What’s more, in an attempt to limit time outside the house, shoppers visited Walmart less frequently, but purchased far more on each trip. Walmart CEO Doug McMillon says it was quite difficult to keep shelves stocked, “for many of these items we were selling in two or three hours what we normally sell in two or three days.”

While revenue was strong, costs also soared. The retail giant spent almost $900 million as a direct result of the pandemic. Walmart was forced to hire over 200,000 employees to sanitize facilities, stock shelves, and ensure that the e-commerce system could withstand the heightened traffic.

A Mixed Bag

Home Depot and Target managed to have a pretty good quarter despite squeezed profit margins. Home Depot’s revenue grew by 7.1%, but the company also had to spend a profit gouging $850 million in order to keep stores opened.

Target also managed to stay in the black during lockdowns, with e-commerce sales up a whopping 141%. Still, the company did well mostly with small-margin products, like groceries and cleaning supplies. Few shoppers spent on clothing, electronics, or other non-essential products that typically compose the bulk of Target’s profit.
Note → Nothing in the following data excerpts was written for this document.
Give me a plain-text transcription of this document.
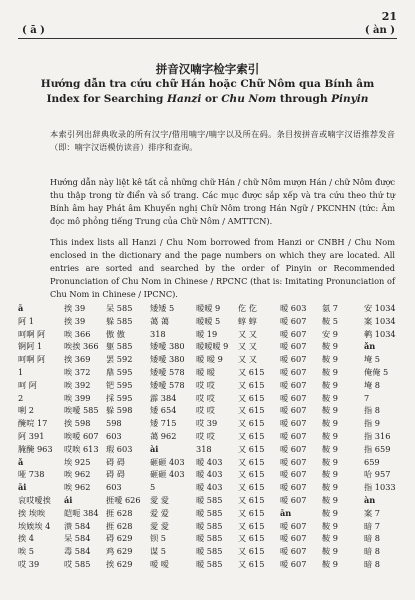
21
( ā )	( àn )
拼音汉喃字检字索引
Hướng dẫn tra cứu chữ Hán hoặc Chữ Nôm qua Bính âm
Index for Searching Hanzi or Chu Nom through Pinyin
本索引列出辞典收录的所有汉字/借用喃字/喃字以及所在码。条目按拼音或喃字汉语推荐发音（即：喃字汉语模仿读音）排序和查询。
Hướng dẫn này liệt kê tất cả những chữ Hán / chữ Nôm mượn Hán / chữ Nôm được thu thập trong từ điển và số trang. Các mục được sắp xếp và tra cứu theo thứ tự Bính âm hay Phát âm Khuyến nghị Chữ Nôm trong Hán Ngữ / PKCNHN (tức: Âm đọc mô phỏng tiếng Trung của Chữ Nôm / AMTTCN).
This index lists all Hanzi / Chu Nom borrowed from Hanzi or CNBH / Chu Nom enclosed in the dictionary and the page numbers on which they are located. All entries are sorted and searched by the order of Pinyin or Recommended Pronunciation of Chu Nom in Chinese / RPCNC (that is: Imitating Pronunciation of Chu Nom in Chinese / IPCNC).
ā
阿 1
呵啊 阿
锕阿 1
呵啊 阿
1
呵 阿
2
唎 2
醃唍 17
阿 391
腌醃 963
ǎ
哑 738
āi
哀哎噯挨
挨 埃唉
埃娭埃 4
挨 4
唉 5
哎 39
挨 39
挨 39
唉 366
唉挨 366
挨 369
唉 372
唉 392
唉 399
唉噯 585
挨 598
唉嗳 607
哎唉 613
埃 925
唉 962
唉 962
ái
皑呃 384
溃 584
呆 584
毒 584
哎 585
呆 585
躲 585
傲 傲
躯 585
罢 592
鼎 595
钯 595
採 595
躲 598
598
603
瑕 603
碍 碍
碍 碍
603
捱噯 626
捱 628
捱 628
碍 629
鸡 629
挨 629
矮矮 5
蔼 蔼
318
矮噯 380
矮噯 380
矮噯 578
矮噯 578
霹 384
矮 654
矮 715
蔼 962
ài
砸砸 403
砸砸 403
5
愛 愛
爱 爱
愛 愛
钡 5
谋 5
嗳 嗳
暧暧 9
暧暧 5
暧 19
暧暧暧 9
暧 暧 9
暧 暧
哎 哎
哎 哎
哎 哎
哎 39
哎 哎
318
暧 403
暧 403
暧 403
暧 585
暧 585
暧 585
暧 585
暧 585
暧 585
仡 仡
蜳 蜳
又 又
又 又
又 又
又 615
又 615
又 615
又 615
又 615
又 615
又 615
又 615
又 615
又 615
又 615
又 615
又 615
又 615
又 615
又 615
暧 603
嗳 607
嗳 607
嗳 607
嗳 607
嗳 607
嗳 607
嗳 607
嗳 607
嗳 607
嗳 607
嗳 607
嗳 607
嗳 607
嗳 607
嗳 607
ān
嗳 607
嗳 607
嗳 607
嗳 607
氨 7
鞍 5
安 9
鞍 9
鞍 9
鞍 9
鞍 9
鞍 9
鞍 9
鞍 9
鞍 9
鞍 9
鞍 9
鞍 9
鞍 9
鞍 9
鞍 9
鞍 9
鞍 9
鞍 9
鞍 9
安 1034
案 1034
鹌 1034
ǎn
埯 5
俺俺 5
埯 8
7
指 8
指 9
指 316
指 659
659
哈 957
指 1033
àn
案 7
暗 7
暗 8
暗 8
暗 8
A Department Store Nightmare

Bricks-and-mortar retailers have been combating the rise of e-commerce for years, but the coronavirus crisis may be the nail in the coffin for some nationwide chains. Kohl’s, the national department franchise, had a uniquely dismal quarter resulting from the consumer trend away from purchasing apparel during the pandemic. With stores shuttered and its main product categories not even selling online, Kohl’s suffered a nightmare scenario.
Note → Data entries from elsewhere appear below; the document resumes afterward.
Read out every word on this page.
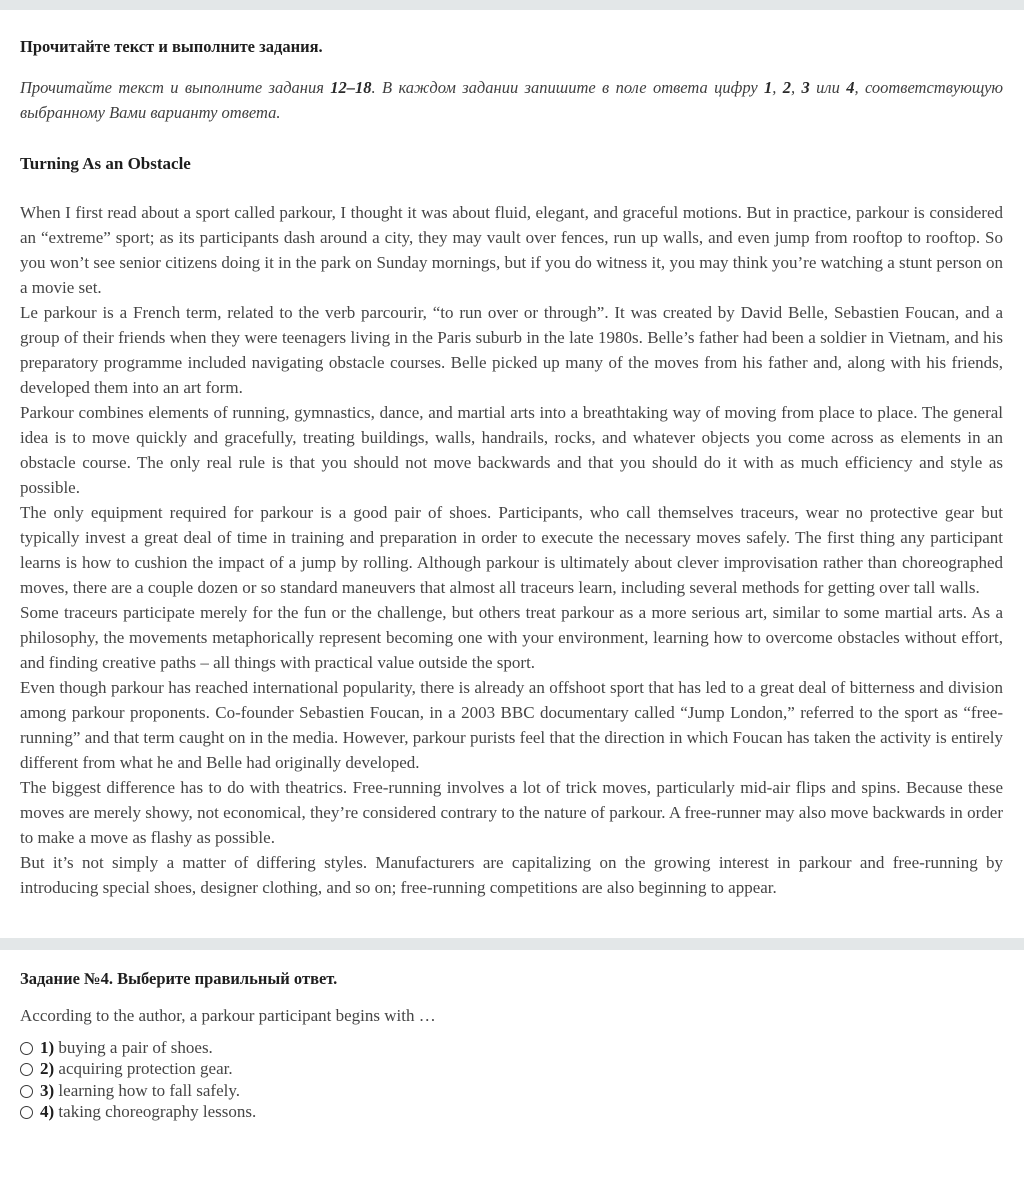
Прочитайте текст и выполните задания.
Прочитайте текст и выполните задания 12–18. В каждом задании запишите в поле ответа цифру 1, 2, 3 или 4, соответствующую выбранному Вами варианту ответа.
Turning As an Obstacle

When I first read about a sport called parkour, I thought it was about fluid, elegant, and graceful motions. But in practice, parkour is considered an “extreme” sport; as its participants dash around a city, they may vault over fences, run up walls, and even jump from rooftop to rooftop. So you won’t see senior citizens doing it in the park on Sunday mornings, but if you do witness it, you may think you’re watching a stunt person on a movie set.

Le parkour is a French term, related to the verb parcourir, “to run over or through”. It was created by David Belle, Sebastien Foucan, and a group of their friends when they were teenagers living in the Paris suburb in the late 1980s. Belle’s father had been a soldier in Vietnam, and his preparatory programme included navigating obstacle courses. Belle picked up many of the moves from his father and, along with his friends, developed them into an art form.

Parkour combines elements of running, gymnastics, dance, and martial arts into a breathtaking way of moving from place to place. The general idea is to move quickly and gracefully, treating buildings, walls, handrails, rocks, and whatever objects you come across as elements in an obstacle course. The only real rule is that you should not move backwards and that you should do it with as much efficiency and style as possible.

The only equipment required for parkour is a good pair of shoes. Participants, who call themselves traceurs, wear no protective gear but typically invest a great deal of time in training and preparation in order to execute the necessary moves safely. The first thing any participant learns is how to cushion the impact of a jump by rolling. Although parkour is ultimately about clever improvisation rather than choreographed moves, there are a couple dozen or so standard maneuvers that almost all traceurs learn, including several methods for getting over tall walls.

Some traceurs participate merely for the fun or the challenge, but others treat parkour as a more serious art, similar to some martial arts. As a philosophy, the movements metaphorically represent becoming one with your environment, learning how to overcome obstacles without effort, and finding creative paths – all things with practical value outside the sport.

Even though parkour has reached international popularity, there is already an offshoot sport that has led to a great deal of bitterness and division among parkour proponents. Co-founder Sebastien Foucan, in a 2003 BBC documentary called “Jump London,” referred to the sport as “free-running” and that term caught on in the media. However, parkour purists feel that the direction in which Foucan has taken the activity is entirely different from what he and Belle had originally developed.

The biggest difference has to do with theatrics. Free-running involves a lot of trick moves, particularly mid-air flips and spins. Because these moves are merely showy, not economical, they’re considered contrary to the nature of parkour. A free-runner may also move backwards in order to make a move as flashy as possible.

But it’s not simply a matter of differing styles. Manufacturers are capitalizing on the growing interest in parkour and free-running by introducing special shoes, designer clothing, and so on; free-running competitions are also beginning to appear.

Задание №4. Выберите правильный ответ.
According to the author, a parkour participant begins with …
1) buying a pair of shoes.
2) acquiring protection gear.
3) learning how to fall safely.
4) taking choreography lessons.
The company reported a net loss of $541 million, down from a $62 million profit last year, with sales dropping 43.5% during the lockdown. And while company says it can overcome this setback because its stores are so well suited for social distancing, it is more likely Kohl’s will go the way of fellow apparel stores JCPenney, J. Crew, Neiman Marcus, and Pier 1, which have all filed for bankruptcy since March.

Meanwhile, Macy’s, one of the earliest modern department stores that has become an anchor at shopping malls across America, has been forced to permanently close several locations and lay off thousands of workers. All of this begs the question: Will the coronavirus crisis finally make the traditional department store obsolete?